Housing Perks Up

There’s no doubting that today’s release of the data for new home sales during June represents a marked improvement: we may be reaching the bottom of the real estate slump after all. This is obviously good news, so enjoy it.

The actual numbers are still nowhere near those of the heady peak bubble days, but they do show a decided firming. Especially in the lower price ranges where the combination of lower mortgage interest rates, lower prices, and the first time buyer tax credit have sparked a turn about in activity.

Sales rebounded to 384,000 in June, up 11% from the revised figure of 346,000 for May. Bear in mind, though, that last June sales were 488,000, or 21.3% higher than this year.

Another good sign was that sales improved in most regions, with only the South declining further.

Before we all get too euphoric, however, we should keep in mind that this turn about was strongly assisted by administration’s stimulus – specifically that tax credit for first time buyers. Once the effect of the tax credit wears off, as the number of people taking advantage of it dwindles, we will start to get a better indicator of just how resilient the turn around is.

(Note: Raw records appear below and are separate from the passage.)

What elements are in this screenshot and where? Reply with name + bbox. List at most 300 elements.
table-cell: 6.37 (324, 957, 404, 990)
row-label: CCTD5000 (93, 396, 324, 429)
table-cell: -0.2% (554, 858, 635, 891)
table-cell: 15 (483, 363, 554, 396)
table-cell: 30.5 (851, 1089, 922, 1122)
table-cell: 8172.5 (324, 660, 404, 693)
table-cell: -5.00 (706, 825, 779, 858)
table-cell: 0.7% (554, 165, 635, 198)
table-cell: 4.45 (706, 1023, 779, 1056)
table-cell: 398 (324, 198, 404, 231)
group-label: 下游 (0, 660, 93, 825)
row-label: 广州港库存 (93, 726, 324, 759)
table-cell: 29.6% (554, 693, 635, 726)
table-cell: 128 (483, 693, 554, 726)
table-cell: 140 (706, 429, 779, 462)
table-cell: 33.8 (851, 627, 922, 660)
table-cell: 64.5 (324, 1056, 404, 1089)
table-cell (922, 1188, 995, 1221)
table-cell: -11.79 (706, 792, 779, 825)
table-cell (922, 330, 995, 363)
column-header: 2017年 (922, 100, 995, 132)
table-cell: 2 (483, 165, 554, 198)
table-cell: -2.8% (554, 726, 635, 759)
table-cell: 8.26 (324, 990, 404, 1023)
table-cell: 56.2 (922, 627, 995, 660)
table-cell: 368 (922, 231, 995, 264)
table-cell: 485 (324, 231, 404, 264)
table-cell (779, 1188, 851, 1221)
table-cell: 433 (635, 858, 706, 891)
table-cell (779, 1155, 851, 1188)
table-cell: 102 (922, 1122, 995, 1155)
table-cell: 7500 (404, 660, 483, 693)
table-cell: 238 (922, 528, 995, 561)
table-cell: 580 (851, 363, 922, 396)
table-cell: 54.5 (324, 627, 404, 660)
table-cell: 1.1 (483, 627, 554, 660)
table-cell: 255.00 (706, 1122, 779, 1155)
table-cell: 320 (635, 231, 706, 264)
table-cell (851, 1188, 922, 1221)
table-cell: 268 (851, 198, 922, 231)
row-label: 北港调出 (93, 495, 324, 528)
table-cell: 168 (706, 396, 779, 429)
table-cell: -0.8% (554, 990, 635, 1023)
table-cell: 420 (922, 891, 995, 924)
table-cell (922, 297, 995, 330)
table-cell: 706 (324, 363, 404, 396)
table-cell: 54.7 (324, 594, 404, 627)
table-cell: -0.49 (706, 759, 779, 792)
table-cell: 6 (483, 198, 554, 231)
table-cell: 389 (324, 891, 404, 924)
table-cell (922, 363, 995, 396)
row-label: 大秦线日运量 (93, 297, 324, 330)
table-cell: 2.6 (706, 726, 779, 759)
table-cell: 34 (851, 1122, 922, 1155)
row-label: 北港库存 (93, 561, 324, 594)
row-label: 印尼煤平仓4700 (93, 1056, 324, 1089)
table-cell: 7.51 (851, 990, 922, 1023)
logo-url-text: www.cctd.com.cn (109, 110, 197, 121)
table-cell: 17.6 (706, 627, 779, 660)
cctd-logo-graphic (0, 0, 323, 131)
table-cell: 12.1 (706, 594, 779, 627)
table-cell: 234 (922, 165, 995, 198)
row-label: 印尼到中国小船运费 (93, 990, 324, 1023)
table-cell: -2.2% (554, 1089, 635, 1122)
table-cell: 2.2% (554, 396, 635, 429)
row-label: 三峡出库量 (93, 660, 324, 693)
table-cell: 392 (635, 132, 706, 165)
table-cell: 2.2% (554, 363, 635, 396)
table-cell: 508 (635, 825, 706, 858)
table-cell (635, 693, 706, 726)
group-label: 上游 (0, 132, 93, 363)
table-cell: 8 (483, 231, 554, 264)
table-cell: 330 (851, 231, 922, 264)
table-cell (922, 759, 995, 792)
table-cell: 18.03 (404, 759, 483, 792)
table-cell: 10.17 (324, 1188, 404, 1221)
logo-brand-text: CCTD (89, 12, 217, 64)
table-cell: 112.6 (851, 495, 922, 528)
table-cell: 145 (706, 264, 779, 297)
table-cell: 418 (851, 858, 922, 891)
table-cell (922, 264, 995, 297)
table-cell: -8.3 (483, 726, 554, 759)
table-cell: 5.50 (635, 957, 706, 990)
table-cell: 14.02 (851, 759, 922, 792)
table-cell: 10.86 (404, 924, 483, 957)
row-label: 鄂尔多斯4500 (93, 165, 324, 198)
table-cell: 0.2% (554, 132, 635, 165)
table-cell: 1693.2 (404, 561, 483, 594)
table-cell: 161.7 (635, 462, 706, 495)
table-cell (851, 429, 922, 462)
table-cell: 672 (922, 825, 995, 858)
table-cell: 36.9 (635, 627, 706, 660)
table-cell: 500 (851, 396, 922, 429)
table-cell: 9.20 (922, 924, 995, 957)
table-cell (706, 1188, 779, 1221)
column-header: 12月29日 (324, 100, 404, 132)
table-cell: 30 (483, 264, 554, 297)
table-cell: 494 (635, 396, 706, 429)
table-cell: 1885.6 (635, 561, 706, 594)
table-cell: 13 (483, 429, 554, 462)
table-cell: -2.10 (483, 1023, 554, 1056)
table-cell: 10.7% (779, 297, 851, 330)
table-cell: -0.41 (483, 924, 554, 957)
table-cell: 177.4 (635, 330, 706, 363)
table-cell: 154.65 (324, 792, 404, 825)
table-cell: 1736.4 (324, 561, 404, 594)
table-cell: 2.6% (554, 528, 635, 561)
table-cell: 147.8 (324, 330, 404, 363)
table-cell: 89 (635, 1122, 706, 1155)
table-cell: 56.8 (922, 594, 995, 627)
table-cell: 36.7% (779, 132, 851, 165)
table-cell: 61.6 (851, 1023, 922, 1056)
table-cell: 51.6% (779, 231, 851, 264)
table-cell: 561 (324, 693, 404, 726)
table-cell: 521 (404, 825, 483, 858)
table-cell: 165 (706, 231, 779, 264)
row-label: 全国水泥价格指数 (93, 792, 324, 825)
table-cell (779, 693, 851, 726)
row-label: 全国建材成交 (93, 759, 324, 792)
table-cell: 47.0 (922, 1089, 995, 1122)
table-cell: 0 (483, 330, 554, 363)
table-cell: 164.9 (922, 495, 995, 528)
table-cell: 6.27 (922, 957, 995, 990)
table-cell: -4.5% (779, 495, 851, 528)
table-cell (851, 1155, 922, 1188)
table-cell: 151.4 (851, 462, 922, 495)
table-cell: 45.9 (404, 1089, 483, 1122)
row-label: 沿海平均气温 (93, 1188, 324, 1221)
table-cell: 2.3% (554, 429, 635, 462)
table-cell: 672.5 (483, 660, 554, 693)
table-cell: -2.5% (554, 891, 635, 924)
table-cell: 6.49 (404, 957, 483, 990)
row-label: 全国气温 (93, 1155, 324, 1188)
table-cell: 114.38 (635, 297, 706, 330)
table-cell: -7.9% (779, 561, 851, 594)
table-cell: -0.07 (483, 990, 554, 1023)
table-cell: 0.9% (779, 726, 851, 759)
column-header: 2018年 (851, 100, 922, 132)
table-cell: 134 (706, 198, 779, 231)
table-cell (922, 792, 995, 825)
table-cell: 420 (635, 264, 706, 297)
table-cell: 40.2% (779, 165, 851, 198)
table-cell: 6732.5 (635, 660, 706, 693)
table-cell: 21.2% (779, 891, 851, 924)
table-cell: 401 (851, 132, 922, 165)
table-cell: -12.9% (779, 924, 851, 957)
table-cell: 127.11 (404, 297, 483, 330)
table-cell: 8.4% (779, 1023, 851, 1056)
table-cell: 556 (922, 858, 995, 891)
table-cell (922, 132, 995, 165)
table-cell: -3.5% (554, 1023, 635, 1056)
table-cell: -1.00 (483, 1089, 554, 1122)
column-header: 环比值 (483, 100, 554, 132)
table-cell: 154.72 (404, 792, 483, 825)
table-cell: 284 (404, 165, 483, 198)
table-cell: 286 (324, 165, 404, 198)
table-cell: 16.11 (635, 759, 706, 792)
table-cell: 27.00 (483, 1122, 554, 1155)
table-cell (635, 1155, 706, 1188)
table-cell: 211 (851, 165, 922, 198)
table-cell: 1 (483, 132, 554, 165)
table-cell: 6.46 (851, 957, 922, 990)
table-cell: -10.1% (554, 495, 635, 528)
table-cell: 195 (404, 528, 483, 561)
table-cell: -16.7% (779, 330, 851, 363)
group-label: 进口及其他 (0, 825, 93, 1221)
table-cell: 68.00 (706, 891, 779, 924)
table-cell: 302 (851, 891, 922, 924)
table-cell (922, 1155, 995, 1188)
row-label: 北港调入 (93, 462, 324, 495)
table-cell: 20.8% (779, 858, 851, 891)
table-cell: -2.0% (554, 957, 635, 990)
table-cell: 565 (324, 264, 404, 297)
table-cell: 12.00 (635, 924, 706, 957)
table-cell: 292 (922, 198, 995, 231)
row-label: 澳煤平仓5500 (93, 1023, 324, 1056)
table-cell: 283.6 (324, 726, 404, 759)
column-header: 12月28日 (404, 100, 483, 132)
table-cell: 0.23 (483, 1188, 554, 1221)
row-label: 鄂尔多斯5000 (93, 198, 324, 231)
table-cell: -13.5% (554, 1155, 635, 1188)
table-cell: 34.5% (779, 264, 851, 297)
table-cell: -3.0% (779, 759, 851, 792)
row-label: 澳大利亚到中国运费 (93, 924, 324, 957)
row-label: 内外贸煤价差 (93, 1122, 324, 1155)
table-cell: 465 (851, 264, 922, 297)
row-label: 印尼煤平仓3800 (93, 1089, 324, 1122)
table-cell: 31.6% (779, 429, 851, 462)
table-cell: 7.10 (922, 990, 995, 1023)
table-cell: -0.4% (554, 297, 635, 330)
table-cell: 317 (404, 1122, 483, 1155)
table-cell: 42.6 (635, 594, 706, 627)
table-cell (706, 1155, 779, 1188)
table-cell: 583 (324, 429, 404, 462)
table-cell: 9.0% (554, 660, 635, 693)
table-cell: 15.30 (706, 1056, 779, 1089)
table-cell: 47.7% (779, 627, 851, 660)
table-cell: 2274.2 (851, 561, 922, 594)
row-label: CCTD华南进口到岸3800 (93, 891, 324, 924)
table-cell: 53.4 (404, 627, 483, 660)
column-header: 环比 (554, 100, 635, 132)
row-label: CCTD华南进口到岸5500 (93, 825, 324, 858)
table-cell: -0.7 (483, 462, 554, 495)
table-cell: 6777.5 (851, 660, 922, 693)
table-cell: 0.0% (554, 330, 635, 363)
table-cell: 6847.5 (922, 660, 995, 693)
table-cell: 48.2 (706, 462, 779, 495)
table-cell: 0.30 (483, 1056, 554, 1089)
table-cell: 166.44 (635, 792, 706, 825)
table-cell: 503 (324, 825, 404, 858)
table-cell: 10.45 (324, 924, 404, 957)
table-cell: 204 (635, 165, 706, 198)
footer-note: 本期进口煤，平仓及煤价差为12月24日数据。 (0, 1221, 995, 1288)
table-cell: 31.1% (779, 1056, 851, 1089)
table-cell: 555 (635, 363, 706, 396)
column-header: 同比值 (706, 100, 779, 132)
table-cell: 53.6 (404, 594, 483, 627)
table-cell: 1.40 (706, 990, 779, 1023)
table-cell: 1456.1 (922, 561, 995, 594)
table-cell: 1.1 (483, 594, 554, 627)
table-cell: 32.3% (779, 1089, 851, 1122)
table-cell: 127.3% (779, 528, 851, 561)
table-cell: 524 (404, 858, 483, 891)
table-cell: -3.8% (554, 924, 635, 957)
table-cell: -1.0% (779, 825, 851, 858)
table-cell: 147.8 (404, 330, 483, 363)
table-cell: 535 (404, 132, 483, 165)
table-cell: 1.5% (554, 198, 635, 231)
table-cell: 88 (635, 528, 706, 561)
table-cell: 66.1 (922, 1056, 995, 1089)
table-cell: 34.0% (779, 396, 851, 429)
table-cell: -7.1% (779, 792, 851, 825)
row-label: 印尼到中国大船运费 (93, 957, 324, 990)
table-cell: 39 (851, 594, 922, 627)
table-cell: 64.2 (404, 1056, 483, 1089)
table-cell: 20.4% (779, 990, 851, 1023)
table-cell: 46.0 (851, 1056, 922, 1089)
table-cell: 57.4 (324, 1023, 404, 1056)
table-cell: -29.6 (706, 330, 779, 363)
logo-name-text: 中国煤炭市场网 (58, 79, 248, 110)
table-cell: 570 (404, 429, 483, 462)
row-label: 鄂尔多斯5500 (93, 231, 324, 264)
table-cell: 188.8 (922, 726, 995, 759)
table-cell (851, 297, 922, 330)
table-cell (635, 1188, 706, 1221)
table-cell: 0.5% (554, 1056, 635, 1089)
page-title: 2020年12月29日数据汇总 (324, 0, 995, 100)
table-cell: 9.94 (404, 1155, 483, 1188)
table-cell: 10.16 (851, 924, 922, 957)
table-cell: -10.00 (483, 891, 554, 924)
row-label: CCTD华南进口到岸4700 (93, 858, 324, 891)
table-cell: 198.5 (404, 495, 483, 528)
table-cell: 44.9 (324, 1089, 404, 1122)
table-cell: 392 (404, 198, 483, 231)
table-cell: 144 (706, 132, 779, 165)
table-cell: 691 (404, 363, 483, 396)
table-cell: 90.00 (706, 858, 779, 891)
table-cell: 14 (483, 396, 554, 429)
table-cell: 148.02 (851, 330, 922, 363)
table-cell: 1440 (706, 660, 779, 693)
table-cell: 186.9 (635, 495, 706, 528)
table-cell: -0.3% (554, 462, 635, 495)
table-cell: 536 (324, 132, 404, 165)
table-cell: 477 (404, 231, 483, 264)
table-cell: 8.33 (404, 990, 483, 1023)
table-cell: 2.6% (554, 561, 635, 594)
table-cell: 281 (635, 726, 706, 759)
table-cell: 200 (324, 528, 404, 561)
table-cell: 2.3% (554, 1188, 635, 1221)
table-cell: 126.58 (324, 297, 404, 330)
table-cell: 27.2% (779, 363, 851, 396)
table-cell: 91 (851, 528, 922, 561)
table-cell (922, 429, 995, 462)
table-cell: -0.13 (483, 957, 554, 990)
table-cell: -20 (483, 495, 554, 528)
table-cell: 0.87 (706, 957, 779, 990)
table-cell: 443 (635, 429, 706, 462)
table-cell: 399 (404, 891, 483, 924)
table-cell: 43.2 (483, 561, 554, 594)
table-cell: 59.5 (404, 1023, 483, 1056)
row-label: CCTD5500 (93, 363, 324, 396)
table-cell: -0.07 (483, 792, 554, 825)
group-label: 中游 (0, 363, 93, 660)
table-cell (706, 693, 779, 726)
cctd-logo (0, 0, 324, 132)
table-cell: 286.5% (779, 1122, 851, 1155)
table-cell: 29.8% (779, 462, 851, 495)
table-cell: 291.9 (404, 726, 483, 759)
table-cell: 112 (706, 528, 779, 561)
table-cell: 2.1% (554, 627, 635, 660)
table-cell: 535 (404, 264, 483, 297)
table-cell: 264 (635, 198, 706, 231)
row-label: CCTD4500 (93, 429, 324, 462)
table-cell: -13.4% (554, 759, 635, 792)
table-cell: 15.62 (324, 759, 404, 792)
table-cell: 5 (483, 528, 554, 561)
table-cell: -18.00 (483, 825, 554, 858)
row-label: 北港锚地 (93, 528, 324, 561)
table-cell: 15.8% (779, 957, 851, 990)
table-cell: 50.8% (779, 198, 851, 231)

Also, as I have argued before, there appears to be some ‘bottom feeding’ in the existing home sales numbers that have also shown some life: foreclosed homes constitute a very high percentage of sales, and therefore distort the figures somewhat. I think it quite possible that a similar effect is at work in the new homes data as well – in this case in the form of ‘distressed sales’ by builders who want to clear inventory. In fact the inventory of new homes awaiting sale dropped by about 4% last month, so the backlog is being cleared – at current sales levels there are a little under nine months worth of houses waiting to be sold, which is a marked improvement from the twelve months worth of inventory as recently as January. This elimination of unsold inventory will ultimately help put a floor under the fall in prices which have now fallen a further 12% in the last year.

What do we look for going forward?

  1. Will there be a continued reduction in inventories. I think so. This will help firm prices.
  2. Then what happens when the tax credit is no longer a driver of sales: in other words, just how robust is the market without a government subsidy?
  3. When will the South stop its free-fall: the Southern region constitutes the bulk of all home sales, until there is a turn around there the national figures will remain weak.
  4. How will a continuing rise in unemployment affect the immediate future? This slight recovery in the market may turn out to be a temporary ‘blip’ if the underlying economy doesn’t perk up.
  5. How much lower will prices have to go? There is no doubt that part of the recovery in recent months has been driven by the abundance of price cutting. I expect the prices in the housing market in general to continue to drift down throughout the year before hitting bottom next spring. Don’t forget that the price adjustment has shown a marked regional effect: some regions have dropped like a stone while others are only now on the way down, so the national figures may continue to fall even though some areas show a much firmer trend.
  6. The ‘time unsold’ is still drifting upwards – this is the measure of how long it takes to sell a new home. It is now up to almost a year, and has been steadily creeping up all year. As long as this continues all the activity will center around clearing out old inventory: the number of new homes under construction is now down to 113,000, compared with 201,000 in June last year.

All this implies that the market for new homes is settling in at a much lower level of activity. The bottom of the market is in sight, but there is no sign yet of growth. This is important because during most of the last business cycle construction provided one of the mainstays of job growth. So, by implication, a steady but low level of activity removes a very important job source from the economy.

Still it’s fun to report good news for a change.

Addendum:

A really interesting point made by Calculated Risk. There are most likely going to be ‘two bottoms’ in this real estate cycle: one for real estate investment and one for prices. This chart throws some historic perspective on the discussion. First it is clear that investment has now dropped to a very low level: as a percentage of GDP it is lower than at any time during the past forty years. And second, the cycle of price movements and investment movements are decoupled: the bottom for one is not necessarily the bottom for the other. In fact in the early 1990’s the bottom for real prices was a full five years after that of investment. The possible implication for us? That even though the housing industry might see some form of rebound in the near term, that does not mean prices will rebound. The price adjustment still appears to have more to go. Something worth thinking about.